A lawsuit filed three years ago against the Shingle Springs Band of Miwok Indians seeking more than $100 million got a court date in El Dorado County Superior Court.

The tribe owns Red Hawk Casino, which it built two years ago with the help of partner Lakes Entertainment Inc. The suit was brought by an earlier development partner, Sharp Image Gaming Inc., which claims an existing exclusive right to offer gaming with the tribe dating back to the late 1990s.

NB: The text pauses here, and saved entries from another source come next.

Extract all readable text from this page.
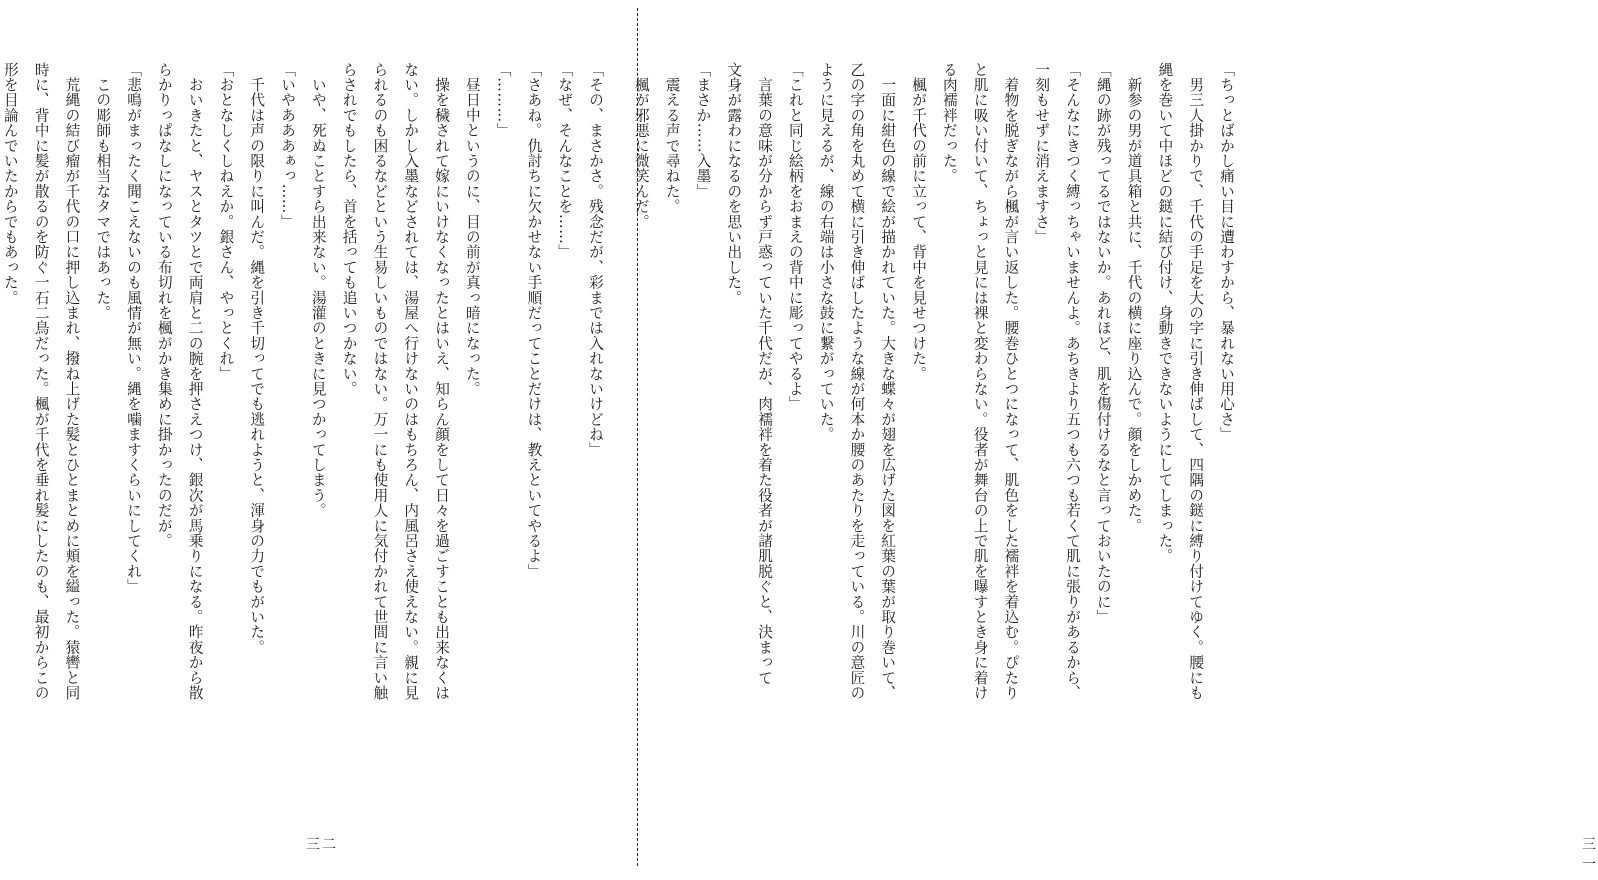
「ちっとばかし痛い目に遭わすから、暴れない用心さ」
　男三人掛かりで、千代の手足を大の字に引き伸ばして、四隅の鎹に縛り付けてゆく。腰にも
縄を巻いて中ほどの鎹に結び付け、身動きできないようにしてしまった。
　新参の男が道具箱と共に、千代の横に座り込んで。顔をしかめた。
「縄の跡が残ってるではないか。あれほど、肌を傷付けるなと言っておいたのに」
「そんなにきつく縛っちゃいませんよ。あちきより五つも六つも若くて肌に張りがあるから、
一刻もせずに消えますさ」
　着物を脱ぎながら楓が言い返した。腰巻ひとつになって、肌色をした襦袢を着込む。ぴたり
と肌に吸い付いて、ちょっと見には裸と変わらない。役者が舞台の上で肌を曝すとき身に着け
る肉襦袢だった。
　楓が千代の前に立って、背中を見せつけた。
　一面に紺色の線で絵が描かれていた。大きな蝶々が翅を広げた図を紅葉の葉が取り巻いて、
乙の字の角を丸めて横に引き伸ばしたような線が何本か腰のあたりを走っている。川の意匠の
ように見えるが、線の右端は小さな鼓に繋がっていた。
「これと同じ絵柄をおまえの背中に彫ってやるよ」
　言葉の意味が分からず戸惑っていた千代だが、肉襦袢を着た役者が諸肌脱ぐと、決まって
文身が露わになるのを思い出した。
「まさか……入墨」
　震える声で尋ねた。
　楓が邪悪に微笑んだ。
三一
「その、まさかさ。残念だが、彩までは入れないけどね」
「なぜ、そんなことを……」
「さあね。仇討ちに欠かせない手順だってことだけは、教えといてやるよ」
「………」
　昼日中というのに、目の前が真っ暗になった。
　操を穢されて嫁にいけなくなったとはいえ、知らん顔をして日々を過ごすことも出来なくは
ない。しかし入墨などされては、湯屋へ行けないのはもちろん、内風呂さえ使えない。親に見
られるのも困るなどという生易しいものではない。万一にも使用人に気付かれて世間に言い触
らされでもしたら、首を括っても追いつかない。
　いや、死ぬことすら出来ない。湯灌のときに見つかってしまう。
「いやあああぁっ……」
　千代は声の限りに叫んだ。縄を引き千切ってでも逃れようと、渾身の力でもがいた。
「おとなしくしねえか。銀さん、やっとくれ」
　おいきたと、ヤスとタツとで両肩と二の腕を押さえつけ、銀次が馬乗りになる。昨夜から散
らかりっぱなしになっている布切れを楓がかき集めに掛かったのだが。
「悲鳴がまったく聞こえないのも風情が無い。縄を噛ますくらいにしてくれ」
　この彫師も相当なタマではあった。
　荒縄の結び瘤が千代の口に押し込まれ、撥ね上げた髪とひとまとめに頬を縊った。猿轡と同
時に、背中に髪が散るのを防ぐ一石二鳥だった。楓が千代を垂れ髪にしたのも、最初からこの
形を目論んでいたからでもあった。
三二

The tribe’s attorneys had tried to get the court to change the venue to Los Angeles, but the transfer was denied Monday by El Dorado Superior Court Judge Patrick Riley

The trial date was set for Nov. 1 in El Dorado Superior Court for the suit brought three years ago by Sharp Image. Over the past three years, the tribe has appealed the venue of a state court and sought a federal court. The tribe also has fought to have the case dismissed outright based on tribal sovereignty. The appeals made it up the to the California Supreme Court, which ruled in March the trial had a right to be heard and that the venue was in a state court.
Since Sharp Image filed its suit in May 2007, the tribe’s attorneys have sought to have the suit dismissed on the grounds that the company had no standing to sue a sovereign Native American nation, maintaining that the suit should have been filed in federal court.

That plea was denied by an El Dorado County judge in January 2008. The tribe appealed and was denied, again.

In January, it lost yet another appeal in the Third District Court of Appeals, so it took its case to the California Supreme Court. In March, the state’s high court denied the tribe’s petition for review.